Dietary and nutrition guidance for the holidays and beyond


As the days get shorter and people look forward to holiday celebrations, three recent dietary and nutrition guidelines provide practical advice for patients, physicians, and food vendors.

The 2020-2025 Dietary Guidelines for Americans are the latest iteration of a scientific collaboration between the U.S. Departments of Agriculture (USDA) and Health and Human Services dating back to 1980. The current report provides guidance for healthy eating across a person’s lifespan, emphasizing dietary patterns with nutrient-dense foods and beverages:

At least one-half of food eaten should be fruits and vegetables, especially whole fruits and vegetables of a variety of colors. The core elements of the other half of food that should be eaten include grains, dairy, protein, and oils with lower saturated fat. At least one-half of grain servings should be whole grains. Minimize alcohol use and consumption of foods with added sugar, saturated fat, and sodium.

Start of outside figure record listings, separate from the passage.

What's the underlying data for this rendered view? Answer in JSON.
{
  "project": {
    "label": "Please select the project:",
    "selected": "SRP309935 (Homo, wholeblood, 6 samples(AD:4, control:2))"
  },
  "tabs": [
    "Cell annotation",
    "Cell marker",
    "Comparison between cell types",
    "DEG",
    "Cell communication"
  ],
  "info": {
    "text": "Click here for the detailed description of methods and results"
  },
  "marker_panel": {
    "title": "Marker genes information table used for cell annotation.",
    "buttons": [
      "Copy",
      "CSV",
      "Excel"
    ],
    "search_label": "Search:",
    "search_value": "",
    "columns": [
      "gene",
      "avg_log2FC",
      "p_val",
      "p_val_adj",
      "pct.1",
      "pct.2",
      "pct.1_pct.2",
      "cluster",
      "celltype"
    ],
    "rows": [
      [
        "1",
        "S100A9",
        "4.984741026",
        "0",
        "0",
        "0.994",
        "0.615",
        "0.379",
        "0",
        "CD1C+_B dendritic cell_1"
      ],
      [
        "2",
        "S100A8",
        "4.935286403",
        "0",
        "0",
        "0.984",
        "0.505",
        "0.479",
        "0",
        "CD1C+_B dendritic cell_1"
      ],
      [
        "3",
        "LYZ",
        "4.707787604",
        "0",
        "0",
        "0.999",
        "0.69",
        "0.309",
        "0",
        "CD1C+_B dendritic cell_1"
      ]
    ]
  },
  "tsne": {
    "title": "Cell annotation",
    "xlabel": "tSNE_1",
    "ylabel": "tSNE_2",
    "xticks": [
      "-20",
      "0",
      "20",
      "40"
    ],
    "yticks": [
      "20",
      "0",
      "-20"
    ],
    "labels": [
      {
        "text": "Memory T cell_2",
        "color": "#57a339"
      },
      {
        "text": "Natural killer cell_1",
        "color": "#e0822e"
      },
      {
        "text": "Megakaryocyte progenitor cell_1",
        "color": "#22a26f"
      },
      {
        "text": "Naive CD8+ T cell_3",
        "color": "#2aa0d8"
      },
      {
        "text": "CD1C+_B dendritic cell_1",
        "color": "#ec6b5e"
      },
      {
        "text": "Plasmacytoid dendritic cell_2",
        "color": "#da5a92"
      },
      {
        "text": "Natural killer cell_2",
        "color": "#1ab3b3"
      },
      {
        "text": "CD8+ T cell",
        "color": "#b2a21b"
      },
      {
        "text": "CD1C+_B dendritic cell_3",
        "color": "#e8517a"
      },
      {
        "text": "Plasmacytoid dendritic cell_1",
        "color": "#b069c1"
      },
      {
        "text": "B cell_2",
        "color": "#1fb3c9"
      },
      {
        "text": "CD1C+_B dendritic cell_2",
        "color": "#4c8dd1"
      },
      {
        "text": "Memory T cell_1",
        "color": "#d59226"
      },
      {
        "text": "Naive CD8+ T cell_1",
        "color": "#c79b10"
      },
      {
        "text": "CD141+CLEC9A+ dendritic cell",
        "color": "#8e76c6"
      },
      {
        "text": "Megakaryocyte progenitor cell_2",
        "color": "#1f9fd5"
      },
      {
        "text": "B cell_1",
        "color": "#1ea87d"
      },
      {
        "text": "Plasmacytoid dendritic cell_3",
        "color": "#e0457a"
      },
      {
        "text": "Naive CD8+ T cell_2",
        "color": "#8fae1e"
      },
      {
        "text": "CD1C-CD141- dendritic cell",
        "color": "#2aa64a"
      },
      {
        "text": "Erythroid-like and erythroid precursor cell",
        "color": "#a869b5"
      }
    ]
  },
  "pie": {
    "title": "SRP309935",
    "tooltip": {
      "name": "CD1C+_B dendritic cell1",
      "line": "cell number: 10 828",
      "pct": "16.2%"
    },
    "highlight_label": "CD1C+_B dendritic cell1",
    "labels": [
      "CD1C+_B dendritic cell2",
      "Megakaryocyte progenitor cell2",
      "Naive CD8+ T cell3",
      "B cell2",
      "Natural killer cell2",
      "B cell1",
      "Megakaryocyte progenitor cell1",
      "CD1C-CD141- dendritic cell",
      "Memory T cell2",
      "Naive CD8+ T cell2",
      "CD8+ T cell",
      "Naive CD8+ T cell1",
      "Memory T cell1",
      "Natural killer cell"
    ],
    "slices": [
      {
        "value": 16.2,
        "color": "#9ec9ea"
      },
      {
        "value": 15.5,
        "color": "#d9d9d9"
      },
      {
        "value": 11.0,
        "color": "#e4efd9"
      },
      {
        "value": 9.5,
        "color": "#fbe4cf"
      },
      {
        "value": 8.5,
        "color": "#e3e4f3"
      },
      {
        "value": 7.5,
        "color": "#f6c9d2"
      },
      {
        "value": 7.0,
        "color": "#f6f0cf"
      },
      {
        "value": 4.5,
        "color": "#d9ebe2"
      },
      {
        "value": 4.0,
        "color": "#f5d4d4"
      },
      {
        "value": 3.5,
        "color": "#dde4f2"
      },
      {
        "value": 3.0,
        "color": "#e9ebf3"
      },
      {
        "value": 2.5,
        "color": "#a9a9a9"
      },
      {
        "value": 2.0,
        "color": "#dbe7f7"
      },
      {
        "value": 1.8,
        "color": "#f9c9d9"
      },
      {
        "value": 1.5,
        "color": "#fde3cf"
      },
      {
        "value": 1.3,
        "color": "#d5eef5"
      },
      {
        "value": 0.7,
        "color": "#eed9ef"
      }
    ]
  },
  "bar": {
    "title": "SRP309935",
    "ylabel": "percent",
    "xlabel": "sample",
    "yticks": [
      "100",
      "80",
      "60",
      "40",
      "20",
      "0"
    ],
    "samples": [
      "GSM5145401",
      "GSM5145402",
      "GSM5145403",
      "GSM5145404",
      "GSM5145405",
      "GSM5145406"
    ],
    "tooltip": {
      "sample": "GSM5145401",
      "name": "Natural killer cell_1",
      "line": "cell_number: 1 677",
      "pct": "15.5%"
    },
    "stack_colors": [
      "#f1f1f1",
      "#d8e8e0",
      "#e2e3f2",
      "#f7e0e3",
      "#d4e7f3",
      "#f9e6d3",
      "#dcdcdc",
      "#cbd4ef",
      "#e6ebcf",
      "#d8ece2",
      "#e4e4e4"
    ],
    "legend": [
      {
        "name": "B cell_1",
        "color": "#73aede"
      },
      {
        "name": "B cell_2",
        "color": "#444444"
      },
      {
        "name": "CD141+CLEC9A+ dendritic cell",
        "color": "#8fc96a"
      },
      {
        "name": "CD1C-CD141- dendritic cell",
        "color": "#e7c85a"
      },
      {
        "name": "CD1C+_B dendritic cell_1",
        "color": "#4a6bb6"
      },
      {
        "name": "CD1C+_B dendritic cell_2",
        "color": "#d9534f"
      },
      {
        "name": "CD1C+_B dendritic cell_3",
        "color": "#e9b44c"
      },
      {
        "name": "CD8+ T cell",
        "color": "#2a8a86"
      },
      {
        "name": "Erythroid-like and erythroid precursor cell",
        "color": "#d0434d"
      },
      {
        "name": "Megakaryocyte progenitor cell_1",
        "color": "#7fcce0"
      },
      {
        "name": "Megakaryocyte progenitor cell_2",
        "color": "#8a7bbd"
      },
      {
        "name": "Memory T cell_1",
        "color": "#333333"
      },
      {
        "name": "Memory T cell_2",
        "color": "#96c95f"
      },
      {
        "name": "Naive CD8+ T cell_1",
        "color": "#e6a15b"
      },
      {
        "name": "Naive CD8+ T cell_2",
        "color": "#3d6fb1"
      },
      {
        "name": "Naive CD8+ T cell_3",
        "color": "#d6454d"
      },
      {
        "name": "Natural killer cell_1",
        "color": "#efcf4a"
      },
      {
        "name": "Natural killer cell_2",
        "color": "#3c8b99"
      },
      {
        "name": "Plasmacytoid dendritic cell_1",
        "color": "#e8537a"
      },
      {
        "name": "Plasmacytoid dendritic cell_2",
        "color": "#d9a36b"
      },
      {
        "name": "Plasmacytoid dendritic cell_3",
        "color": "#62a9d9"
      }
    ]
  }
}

In an American Family Physician editorial, Drs. Amy Locke and Rachel Goossen from the University of Utah observed that “although many of the recommendations are widely accepted, … criticisms revolve around the authors’ reported financial ties to the food industry and the discrepancies between the published guidelines and the recommendations submitted to the authors by the scientific advisory committee.” Examples of such discrepancies include the Dietary Guidelines’ overemphasis on consuming dairy and animal-based proteins and insufficient limits on alcohol use. Drs. Locke and Goossen suggested that “the most accessible way to use the information included in the report is through the USDA’s MyPlate website and app” that organize advice by food groups and subgroups.
Recognizing that nearly 9 in 10 adults consume more sodium than the National Academy of Medicine’s Chronic Disease Risk Reduction (CDRR) intake of 2,300 mg/day, the U.S. Food and Drug Administration finalized voluntary guidance for industry that aims to reduce the average American’s daily sodium intake by 12% (from 3,400 to 3,000 mg/day) over the next two and a half years. Industry cooperation is critical because more than 70% of sodium intake comes from packaged food and food prepared away from home. Whether these goals will be achieved in the absence of an enforcement mechanism is unclear, as the sodium content of popular commercially processed and restaurant foods has changed little over the past decade.
Finally, the U.S. Preventive Services Task Force reiterated its 2014 recommendation that found insufficient evidence to assess the benefits and harms of screening for vitamin D deficiency in asymptomatic adults. In a Putting Prevention into Practice case study in AFP, Drs. Howard Tracer and Robert West noted that due to individual variability, “no one serum vitamin D level cutoff point defines deficiency, and no consensus exists regarding the precise serum levels of vitamin D that represent optimal health or sufficiency.” In a previous editorial, I observed that frequent measurement of vitamin D levels in clinical practice is inconsistent with the evidence. As for supplementation, “family physicians should also counsel patients on the recommended dietary allowance for vitamin D (600 IU per day in adults 70 years and younger, and 800 IU per day in adults older than 70 years), and discourage most patients from using supplements, especially in dosages near or above the tolerable upper limit of 4,000 IU per day.”